Across town to the sound of thunder, lightning, wind, rain, and the clock tolling 5AM, Alastair Ransom climbed from bed, unable to sleep, his skin afire with malarial fever. He dosed himself with a hefty tumbler of quinine and Kentucky whiskey. He imagined strangling Dr. Caine McKinnette for having run out of his supply of quinine and antimony. He breathed in deeply, imagining the pleasure of his hands around the good doctor’s throat. Then once more what really troubled him began invading his night: the awful, bloody murder case that had fallen into his lap the day before.


THESE ARE ALL examples of opening with the verve of strong verbs, the conscious choice of few to no qualifiers, no WASes please! And active voice. Any elementary or high school grammar text is worth revisiting to rekindle these notions into fire in a writer’s gut.
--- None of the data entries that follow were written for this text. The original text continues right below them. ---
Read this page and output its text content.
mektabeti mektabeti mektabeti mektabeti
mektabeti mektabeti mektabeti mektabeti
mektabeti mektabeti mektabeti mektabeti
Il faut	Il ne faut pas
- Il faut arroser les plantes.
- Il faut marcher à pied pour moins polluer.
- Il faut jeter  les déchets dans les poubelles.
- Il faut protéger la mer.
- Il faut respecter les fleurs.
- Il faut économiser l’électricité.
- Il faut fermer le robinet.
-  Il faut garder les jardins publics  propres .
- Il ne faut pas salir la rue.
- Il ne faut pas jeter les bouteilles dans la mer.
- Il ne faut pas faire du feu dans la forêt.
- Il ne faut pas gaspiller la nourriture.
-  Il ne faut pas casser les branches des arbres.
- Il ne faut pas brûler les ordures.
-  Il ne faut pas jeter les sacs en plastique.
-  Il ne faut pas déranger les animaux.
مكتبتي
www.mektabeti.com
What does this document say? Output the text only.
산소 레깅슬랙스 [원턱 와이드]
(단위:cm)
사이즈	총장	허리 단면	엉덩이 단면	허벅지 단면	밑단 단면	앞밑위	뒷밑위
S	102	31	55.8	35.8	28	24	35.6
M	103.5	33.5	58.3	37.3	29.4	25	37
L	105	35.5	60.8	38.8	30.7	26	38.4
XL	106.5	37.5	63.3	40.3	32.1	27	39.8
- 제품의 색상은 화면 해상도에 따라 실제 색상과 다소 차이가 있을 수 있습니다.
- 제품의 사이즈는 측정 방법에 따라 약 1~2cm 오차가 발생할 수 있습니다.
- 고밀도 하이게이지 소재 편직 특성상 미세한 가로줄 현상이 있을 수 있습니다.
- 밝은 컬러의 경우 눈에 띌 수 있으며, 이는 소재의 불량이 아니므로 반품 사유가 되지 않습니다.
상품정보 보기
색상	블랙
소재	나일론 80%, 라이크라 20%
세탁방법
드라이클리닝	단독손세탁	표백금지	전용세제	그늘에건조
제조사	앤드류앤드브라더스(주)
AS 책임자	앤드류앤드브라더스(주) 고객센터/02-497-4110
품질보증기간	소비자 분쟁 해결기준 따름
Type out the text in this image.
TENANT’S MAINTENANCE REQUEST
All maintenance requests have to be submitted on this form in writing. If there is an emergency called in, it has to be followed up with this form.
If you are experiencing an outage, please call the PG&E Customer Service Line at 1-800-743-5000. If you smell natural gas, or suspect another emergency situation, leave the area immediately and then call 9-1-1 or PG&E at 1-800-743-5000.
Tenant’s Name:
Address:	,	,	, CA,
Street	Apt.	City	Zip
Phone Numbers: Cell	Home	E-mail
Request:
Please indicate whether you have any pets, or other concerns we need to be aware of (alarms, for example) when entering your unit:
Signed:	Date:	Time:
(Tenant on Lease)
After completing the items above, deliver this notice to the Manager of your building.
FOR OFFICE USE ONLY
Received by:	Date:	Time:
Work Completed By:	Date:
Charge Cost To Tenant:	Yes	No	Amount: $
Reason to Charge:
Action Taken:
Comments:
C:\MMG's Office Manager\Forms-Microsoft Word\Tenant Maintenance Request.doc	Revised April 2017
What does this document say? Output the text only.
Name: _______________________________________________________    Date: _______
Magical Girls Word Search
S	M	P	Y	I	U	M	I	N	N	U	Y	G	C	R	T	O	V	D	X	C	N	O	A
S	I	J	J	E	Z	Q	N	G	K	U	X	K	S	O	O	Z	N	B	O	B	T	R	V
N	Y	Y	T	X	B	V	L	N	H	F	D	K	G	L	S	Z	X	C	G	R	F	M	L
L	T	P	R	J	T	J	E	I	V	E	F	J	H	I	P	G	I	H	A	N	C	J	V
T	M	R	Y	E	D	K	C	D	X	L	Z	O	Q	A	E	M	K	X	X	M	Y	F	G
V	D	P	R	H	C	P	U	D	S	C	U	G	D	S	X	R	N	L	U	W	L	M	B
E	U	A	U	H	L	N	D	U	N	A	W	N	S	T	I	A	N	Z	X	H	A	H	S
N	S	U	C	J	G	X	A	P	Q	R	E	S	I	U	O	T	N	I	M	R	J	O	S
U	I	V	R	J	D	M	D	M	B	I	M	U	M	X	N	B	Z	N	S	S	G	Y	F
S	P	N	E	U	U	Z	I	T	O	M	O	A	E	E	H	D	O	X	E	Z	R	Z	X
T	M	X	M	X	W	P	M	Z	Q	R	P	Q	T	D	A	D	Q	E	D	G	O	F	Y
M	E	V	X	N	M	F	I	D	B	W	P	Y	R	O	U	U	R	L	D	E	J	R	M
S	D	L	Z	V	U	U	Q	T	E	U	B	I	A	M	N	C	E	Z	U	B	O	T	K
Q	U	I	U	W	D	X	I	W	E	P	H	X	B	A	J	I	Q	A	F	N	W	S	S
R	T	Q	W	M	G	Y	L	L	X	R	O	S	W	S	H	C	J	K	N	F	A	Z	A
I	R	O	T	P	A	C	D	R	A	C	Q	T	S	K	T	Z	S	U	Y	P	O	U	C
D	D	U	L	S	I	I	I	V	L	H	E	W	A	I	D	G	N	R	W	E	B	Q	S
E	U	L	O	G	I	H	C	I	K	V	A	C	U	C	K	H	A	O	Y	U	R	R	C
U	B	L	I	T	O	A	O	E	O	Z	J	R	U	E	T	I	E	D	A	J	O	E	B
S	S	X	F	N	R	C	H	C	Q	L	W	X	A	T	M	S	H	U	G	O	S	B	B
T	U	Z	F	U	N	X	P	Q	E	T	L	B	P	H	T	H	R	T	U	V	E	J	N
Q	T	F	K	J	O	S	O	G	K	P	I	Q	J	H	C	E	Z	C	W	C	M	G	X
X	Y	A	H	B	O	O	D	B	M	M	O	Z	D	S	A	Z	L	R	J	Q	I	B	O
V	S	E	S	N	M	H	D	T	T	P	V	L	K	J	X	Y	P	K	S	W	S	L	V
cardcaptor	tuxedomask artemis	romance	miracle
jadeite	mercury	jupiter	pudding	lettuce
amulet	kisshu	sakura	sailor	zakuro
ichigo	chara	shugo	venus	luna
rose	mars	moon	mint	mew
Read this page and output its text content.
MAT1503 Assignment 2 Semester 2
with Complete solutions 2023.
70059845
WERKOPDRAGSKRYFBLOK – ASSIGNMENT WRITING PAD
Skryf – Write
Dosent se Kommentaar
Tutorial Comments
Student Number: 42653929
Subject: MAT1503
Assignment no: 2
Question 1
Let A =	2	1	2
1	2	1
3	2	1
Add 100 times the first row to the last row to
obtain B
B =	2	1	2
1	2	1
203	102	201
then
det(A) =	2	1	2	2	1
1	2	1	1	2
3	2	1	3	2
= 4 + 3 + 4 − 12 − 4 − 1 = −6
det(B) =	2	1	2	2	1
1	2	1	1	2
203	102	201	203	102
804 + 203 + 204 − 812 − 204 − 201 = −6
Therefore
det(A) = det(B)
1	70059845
It’s the little things that make a female lead compelling. Revisit Passive vs. Active Voice, the handful of pages devoted to Qualifiers vs. Absolutes (voice), and while at it, look up sentence combining for the 4 types of sentences— Simple, Compound, Complex, and Compound Complex. Imagine it, what Shakespeare utilized we all have to work with—shapes already formed, voice choice, to qualify

For another example of a strong opening, check out my upcoming DEAD ON which you can download as a e-book before publication at www.robertwalkerbooks.com
And find me at Twitter, Myspace, Facebook, and here each week!

Ta-ta for now! -- Rob --

4 comments:

Morgan Mandel said...

Grab the reader and don't let go! Great idea. Some books take a while to get into and some readers are patient, but many are not.

Morgan Mandel
http://morganmandel.blogspot.com

Deborah said...

So easy to say. So hard to do. Dean Koontz writes his over and over dozens of times until he gets it right. Would that I could as well as he.

Rob Wallker said...

An old term helps me...in media res or in the middle of things. Open your story in the middle of things. If you open not at the bottom of the cliff with character thinking of climbing up, no good; he should be half way up with the rope snapping in sentence one. Take the climbing metaphor to any situation or circumstance, in the middle of a car wreck, in the middle of a thing gone south or bad or sour, It's how every clint Eastwood film opens--his action ones at least.

rob

Sharon said...

I'm sort of embarrassed to say that I just discovered your Chicago "White City" novels. Usually a nonfiction girl myself, but I'm looking forward to reading them. And, I'll bet my readers would too. Best wishes.